China's top adviser urges focus on stable economy
BEIJING (AP) — China’s top parliamentary adviser said Saturday that keeping the economy stable and steady must remain the government’s biggest priority this year.
Jia Qinglin, the Communist Party’s No. 4 ranking leader, told delegates at the close of the annual session of the legislative advisory body that more will need to be done to cope with the international financial crisis and keep the economy churning.
“This year it will be crucial for China to continue to deal with the global financial crisis and to maintain steady and relatively fast economic development,” said Jia, the conference chairman, at the Chinese People’s Political Consultative Conference’s closing ceremony.
Beijing declared that China had emerged from the global crisis after economic growth rebounded to 10.7 percent in the final quarter of 2009. But authorities say the global outlook is still uncertain, amid worries that a stimulus-driven torrent of lending is adding to inflation and fueling a dangerous bubble in stock and real estate prices.

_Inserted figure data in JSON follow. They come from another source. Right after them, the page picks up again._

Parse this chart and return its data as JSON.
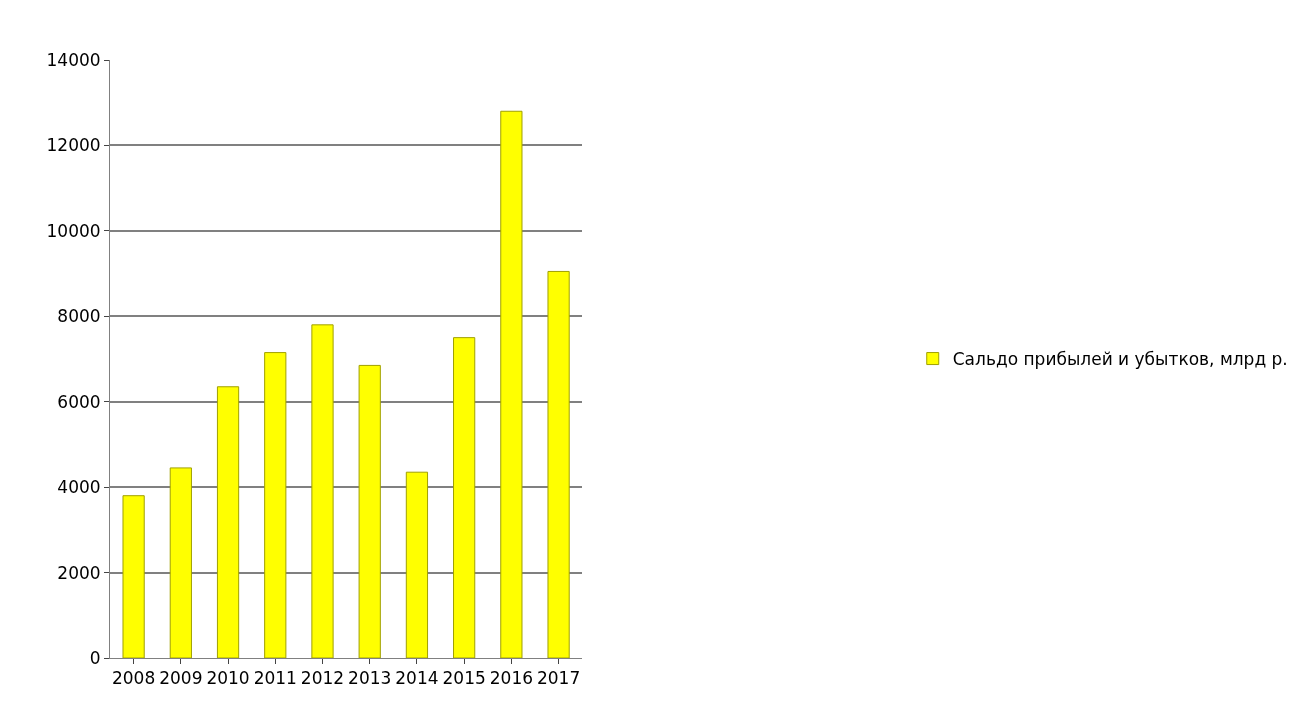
{
  "chart_data": {
    "type": "bar",
    "categories": [
      "2008",
      "2009",
      "2010",
      "2011",
      "2012",
      "2013",
      "2014",
      "2015",
      "2016",
      "2017"
    ],
    "series": [
      {
        "name": "Сальдо прибылей и убытков, млрд р.",
        "color": "#ffff00",
        "values": [
          3800,
          4450,
          6350,
          7150,
          7800,
          6850,
          4350,
          7500,
          12800,
          9050
        ]
      }
    ],
    "ylim": [
      0,
      14000
    ],
    "yticks": [
      0,
      2000,
      4000,
      6000,
      8000,
      10000,
      12000,
      14000
    ],
    "grid": "y",
    "legend": "right"
  }
}
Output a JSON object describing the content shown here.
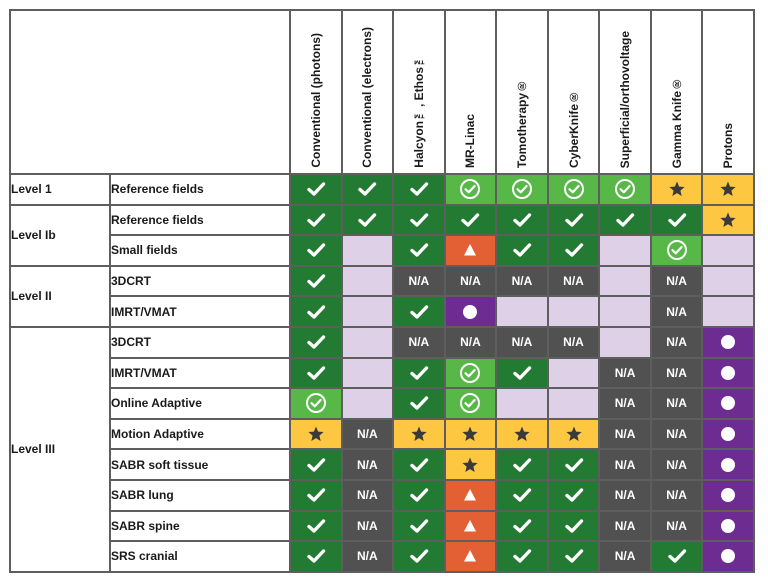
{
  "columns": [
    "Conventional (photons)",
    "Conventional (electrons)",
    "Halcyon™, Ethos™",
    "MR-Linac",
    "Tomotherapy®",
    "CyberKnife®",
    "Superficial/orthovoltage",
    "Gamma Knife®",
    "Protons"
  ],
  "levels": [
    {
      "label": "Level 1",
      "span": 1
    },
    {
      "label": "Level Ib",
      "span": 2
    },
    {
      "label": "Level II",
      "span": 2
    },
    {
      "label": "Level III",
      "span": 8
    }
  ],
  "rows": [
    {
      "label": "Reference fields",
      "cells": [
        [
          "dg",
          "check"
        ],
        [
          "dg",
          "check"
        ],
        [
          "dg",
          "check"
        ],
        [
          "lg",
          "circle-check"
        ],
        [
          "lg",
          "circle-check"
        ],
        [
          "lg",
          "circle-check"
        ],
        [
          "lg",
          "circle-check"
        ],
        [
          "y",
          "star"
        ],
        [
          "y",
          "star"
        ]
      ]
    },
    {
      "label": "Reference fields",
      "cells": [
        [
          "dg",
          "check"
        ],
        [
          "dg",
          "check"
        ],
        [
          "dg",
          "check"
        ],
        [
          "dg",
          "check"
        ],
        [
          "dg",
          "check"
        ],
        [
          "dg",
          "check"
        ],
        [
          "dg",
          "check"
        ],
        [
          "dg",
          "check"
        ],
        [
          "y",
          "star"
        ]
      ]
    },
    {
      "label": "Small fields",
      "cells": [
        [
          "dg",
          "check"
        ],
        [
          "l",
          ""
        ],
        [
          "dg",
          "check"
        ],
        [
          "o",
          "triangle"
        ],
        [
          "dg",
          "check"
        ],
        [
          "dg",
          "check"
        ],
        [
          "l",
          ""
        ],
        [
          "lg",
          "circle-check"
        ],
        [
          "l",
          ""
        ]
      ]
    },
    {
      "label": "3DCRT",
      "cells": [
        [
          "dg",
          "check"
        ],
        [
          "l",
          ""
        ],
        [
          "gr",
          "na"
        ],
        [
          "gr",
          "na"
        ],
        [
          "gr",
          "na"
        ],
        [
          "gr",
          "na"
        ],
        [
          "l",
          ""
        ],
        [
          "gr",
          "na"
        ],
        [
          "l",
          ""
        ]
      ]
    },
    {
      "label": "IMRT/VMAT",
      "cells": [
        [
          "dg",
          "check"
        ],
        [
          "l",
          ""
        ],
        [
          "dg",
          "check"
        ],
        [
          "p",
          "dot"
        ],
        [
          "l",
          ""
        ],
        [
          "l",
          ""
        ],
        [
          "l",
          ""
        ],
        [
          "gr",
          "na"
        ],
        [
          "l",
          ""
        ]
      ]
    },
    {
      "label": "3DCRT",
      "cells": [
        [
          "dg",
          "check"
        ],
        [
          "l",
          ""
        ],
        [
          "gr",
          "na"
        ],
        [
          "gr",
          "na"
        ],
        [
          "gr",
          "na"
        ],
        [
          "gr",
          "na"
        ],
        [
          "l",
          ""
        ],
        [
          "gr",
          "na"
        ],
        [
          "p",
          "dot"
        ]
      ]
    },
    {
      "label": "IMRT/VMAT",
      "cells": [
        [
          "dg",
          "check"
        ],
        [
          "l",
          ""
        ],
        [
          "dg",
          "check"
        ],
        [
          "lg",
          "circle-check"
        ],
        [
          "dg",
          "check"
        ],
        [
          "l",
          ""
        ],
        [
          "gr",
          "na"
        ],
        [
          "gr",
          "na"
        ],
        [
          "p",
          "dot"
        ]
      ]
    },
    {
      "label": "Online Adaptive",
      "cells": [
        [
          "lg",
          "circle-check"
        ],
        [
          "l",
          ""
        ],
        [
          "dg",
          "check"
        ],
        [
          "lg",
          "circle-check"
        ],
        [
          "l",
          ""
        ],
        [
          "l",
          ""
        ],
        [
          "gr",
          "na"
        ],
        [
          "gr",
          "na"
        ],
        [
          "p",
          "dot"
        ]
      ]
    },
    {
      "label": "Motion Adaptive",
      "cells": [
        [
          "y",
          "star"
        ],
        [
          "gr",
          "na"
        ],
        [
          "y",
          "star"
        ],
        [
          "y",
          "star"
        ],
        [
          "y",
          "star"
        ],
        [
          "y",
          "star"
        ],
        [
          "gr",
          "na"
        ],
        [
          "gr",
          "na"
        ],
        [
          "p",
          "dot"
        ]
      ]
    },
    {
      "label": "SABR soft tissue",
      "cells": [
        [
          "dg",
          "check"
        ],
        [
          "gr",
          "na"
        ],
        [
          "dg",
          "check"
        ],
        [
          "y",
          "star"
        ],
        [
          "dg",
          "check"
        ],
        [
          "dg",
          "check"
        ],
        [
          "gr",
          "na"
        ],
        [
          "gr",
          "na"
        ],
        [
          "p",
          "dot"
        ]
      ]
    },
    {
      "label": "SABR lung",
      "cells": [
        [
          "dg",
          "check"
        ],
        [
          "gr",
          "na"
        ],
        [
          "dg",
          "check"
        ],
        [
          "o",
          "triangle"
        ],
        [
          "dg",
          "check"
        ],
        [
          "dg",
          "check"
        ],
        [
          "gr",
          "na"
        ],
        [
          "gr",
          "na"
        ],
        [
          "p",
          "dot"
        ]
      ]
    },
    {
      "label": "SABR spine",
      "cells": [
        [
          "dg",
          "check"
        ],
        [
          "gr",
          "na"
        ],
        [
          "dg",
          "check"
        ],
        [
          "o",
          "triangle"
        ],
        [
          "dg",
          "check"
        ],
        [
          "dg",
          "check"
        ],
        [
          "gr",
          "na"
        ],
        [
          "gr",
          "na"
        ],
        [
          "p",
          "dot"
        ]
      ]
    },
    {
      "label": "SRS cranial",
      "cells": [
        [
          "dg",
          "check"
        ],
        [
          "gr",
          "na"
        ],
        [
          "dg",
          "check"
        ],
        [
          "o",
          "triangle"
        ],
        [
          "dg",
          "check"
        ],
        [
          "dg",
          "check"
        ],
        [
          "gr",
          "na"
        ],
        [
          "dg",
          "check"
        ],
        [
          "p",
          "dot"
        ]
      ]
    }
  ],
  "na_text": "N/A",
  "colors": {
    "dg": "#237a33",
    "lg": "#57b848",
    "y": "#fdc741",
    "o": "#e35f34",
    "p": "#6c2c91",
    "l": "#ded0e6",
    "gr": "#515151"
  }
}
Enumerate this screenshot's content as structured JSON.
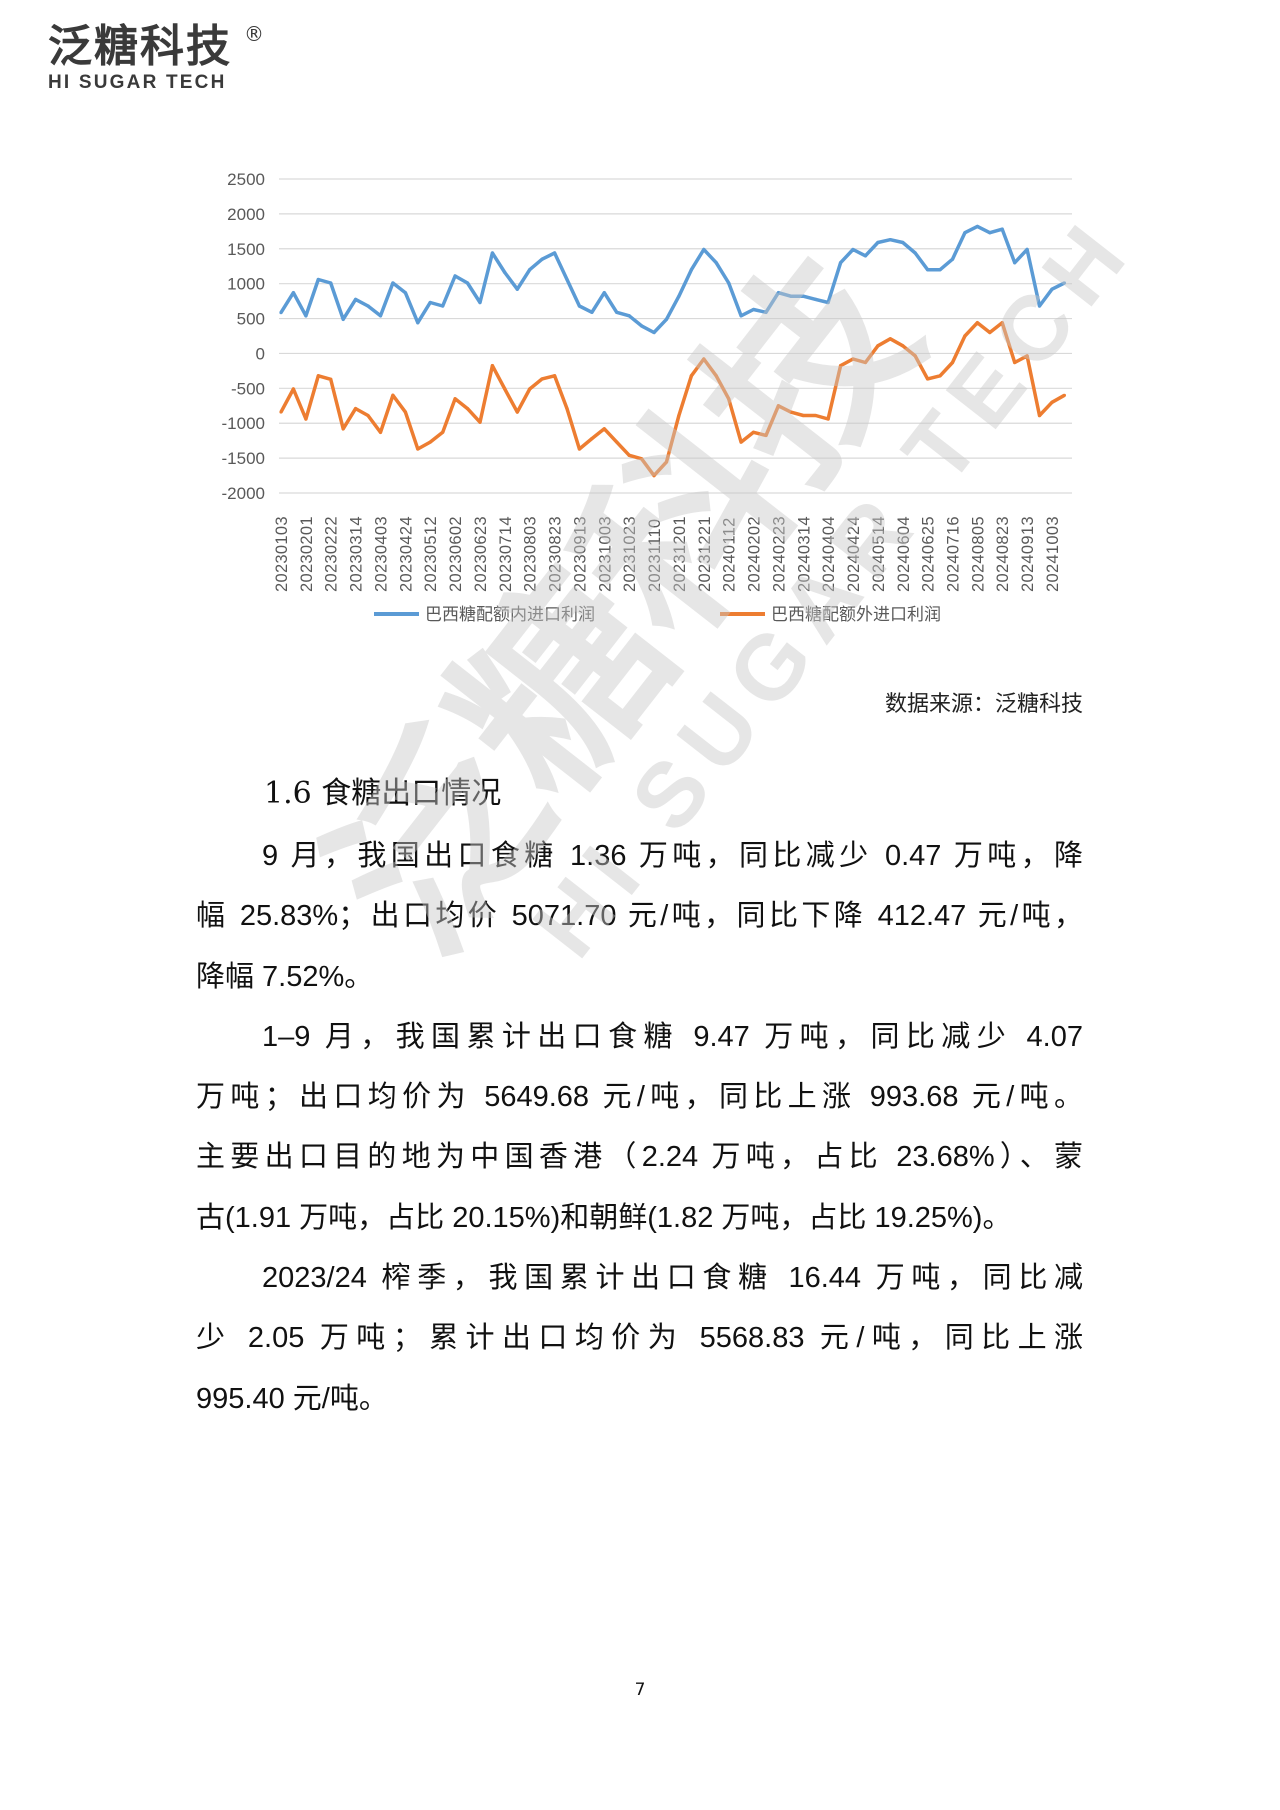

About 40 percent of the 5,430 proposals submitted by the advisory body to the government this year focused on stepping up economic reform and growth, the government said. About 1,100 were concerned with social harmony and stability, a major concern amid a growing income gap between rural and urban residents.
The grandson of communist China’s revolutionary founder Mao Zedong told reporters after Jia’s speech that “the problem of economic development” was China’s biggest challenge.
Mao Xinyu, a general and military historian, is among the 2,237 members of the advisory body, which advises the congress on legislation but has no decision making power.